MS-13 members prosecuted nationwide for brutal murders, fentanyl trafficking
Federal, state and local law enforcement officers continue to target Mara Salvatrucha (MS-13) U.S.-Salvadoran transnational gang members nationwide.
MS-13 was designated as a foreign terrorist organization earlier this year. The gang originated in Los Angeles in the 1980s to protect Salvadoran illegal foreign nationals but later expanded its criminal enterprise. Its members engage in “campaigns of violence and terror in the United States and internationally” and present “an unusual and extraordinary threat to the national security, foreign policy, and economy of the United States,” President Donald Trump said in a June MS-13 FTO order.
He issued it as part of an ongoing effort to target border-related crime and after more than 300,000 Salvadorans illegally entered the U.S. during the Biden administration, The Center Square reported.
In California, five MS-13 leaders were found guilty of murdering other gang members by strangling, shooting, stabbing with knives or machetes or beating them with a baseball bat and then throwing their bodies off cliffs in remote, mountainous locations.
According to evidence presented at trial, they murdered rival 18th Street gang members or their own members who violated MS-13’s rules.
The most violent examples included stabbing and hacking to death a victim in the Angeles National Forest; attempts to decapitate him were unsuccessful. Another victim was lured by two teenage girls, kidnapped, strangled, beaten with a baseball bat then fatally stabbed with a large hunting knife. His body was thrown off a cliff in the Angeles National Forest.

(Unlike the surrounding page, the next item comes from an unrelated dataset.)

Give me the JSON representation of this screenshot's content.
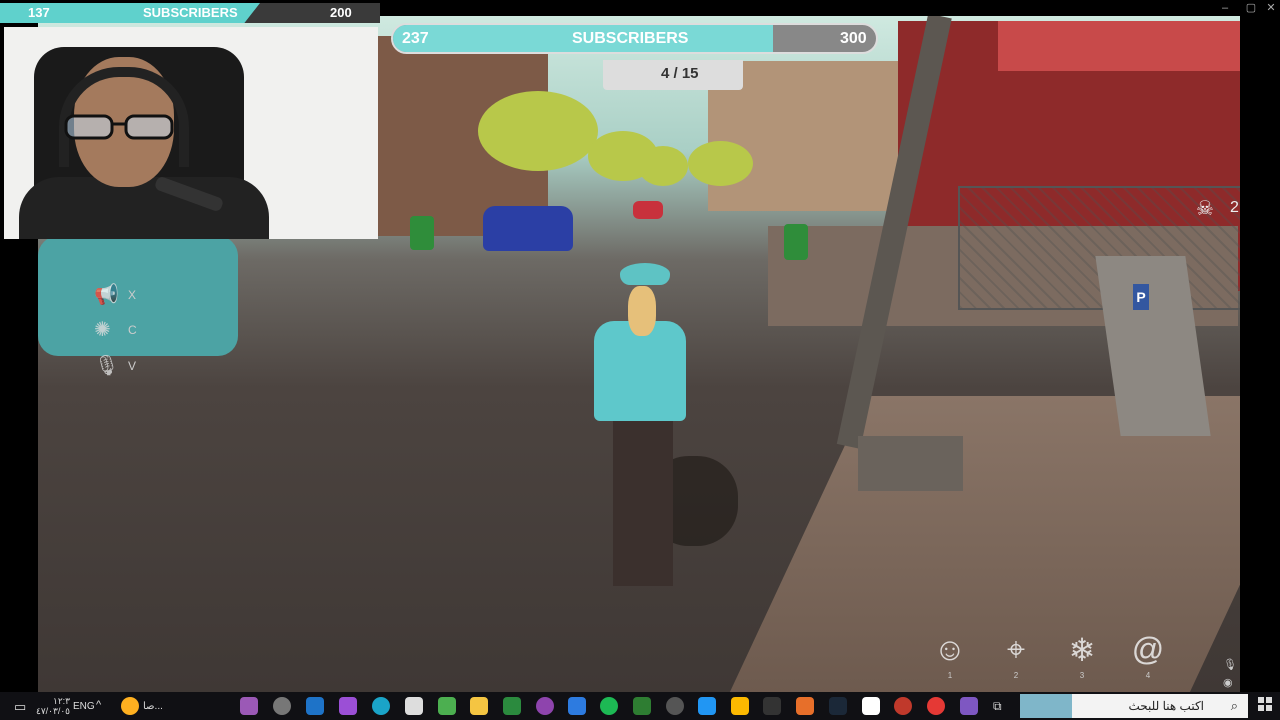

Another victim was lured to Malibu Hills believing he was meeting others to smoke marijuana and drink beer but was shot in the back of the head. Multiple MS-13 members then took turns shooting him and threw his body down a hill.
The jury convicted the MS-13 members on multiple counts of murder and for violating the Racketeer Influenced and Corrupt Organizations (RICO) Act and committing violent crimes in aid of racketeering (VICAR) murder.
The swift convictions sent “a powerful message that criminal gang violence and intimidation have no place in Los Angeles County,” Los Angeles County Sheriff Robert Luna said. “These violent individuals terrorized our communities and tore families apart to further their criminal network. Through the tireless efforts of our local and federal partners, we have brought justice to the victims’ families and held these individuals accountable for their brutal crimes.”
“MS-13 has inflicted unimaginable suffering on victims and their families in our communities,” Los Angeles County District Attorney Nathan Hochman said. “These guilty verdicts for crimes related to murder, extortion and drug trafficking against five members of MS-13’s leadership demonstrate the relentless and fearless partnership between local and federal law enforcement and prosecutors to bring these dangerous criminals to justice.”
Sentencing is scheduled for next July; they each face a mandatory sentence of life in prison.
Prosecutors have secured 25 convictions so far in the case, according to the US Attorney’s Office. Additional MS-13 members and associates are scheduled to go to trial next April who were allegedly involved in a racketeering conspiracy and gang murders.
The FBI, Los Angeles Police Department, and Los Angeles County Sheriff’s Department are involved in the case.
In Nashville, Tenn., 38 people, including eight MS-13 members and associates, were charged on several counts related to trafficking fentanyl, methamphetamine and cocaine; carjacking, assaulting law enforcement, illegal firearm use and possession and immigration offenses. Many were in the country illegally, according to the charges.
Illegal foreign nationals who were charged include two for trafficking large quantities of fentanyl from Mexico into middle Tennessee; an MS-13 member for carjacking and illegally using and possessing a firearm; two MS-13 members and an associate for drug trafficking, assaulting a federal law enforcement officer with a deadly weapon, and illegal re-entry; an MS-13 member for drug trafficking cocaine and marijuana, illegally possessing a firearm; an MS-13 associate for illegally possessing a firearm, which was also stolen and connected to the homicide of a 14-year-old girl; an MS-13 member and associate involved in a methamphetamine and cocaine distribution conspiracy resulting from a months’-long investigation.
Others were charged on multiple fentanyl trafficking and firearms violations. Those charged with fentanyl trafficking are responsible for a spike in fentanyl overdose deaths in Crossville, Tenn., according to the charges.
The case is the outworking of a Homeland Security Task Force initiative established by a Trump executive order, “Protecting the American People Against Invasion.” The Nashville HSTF includes multiple federal, state and local law enforcement agencies. Other HSTFs are making similar efforts nationwide, The Center Square reported.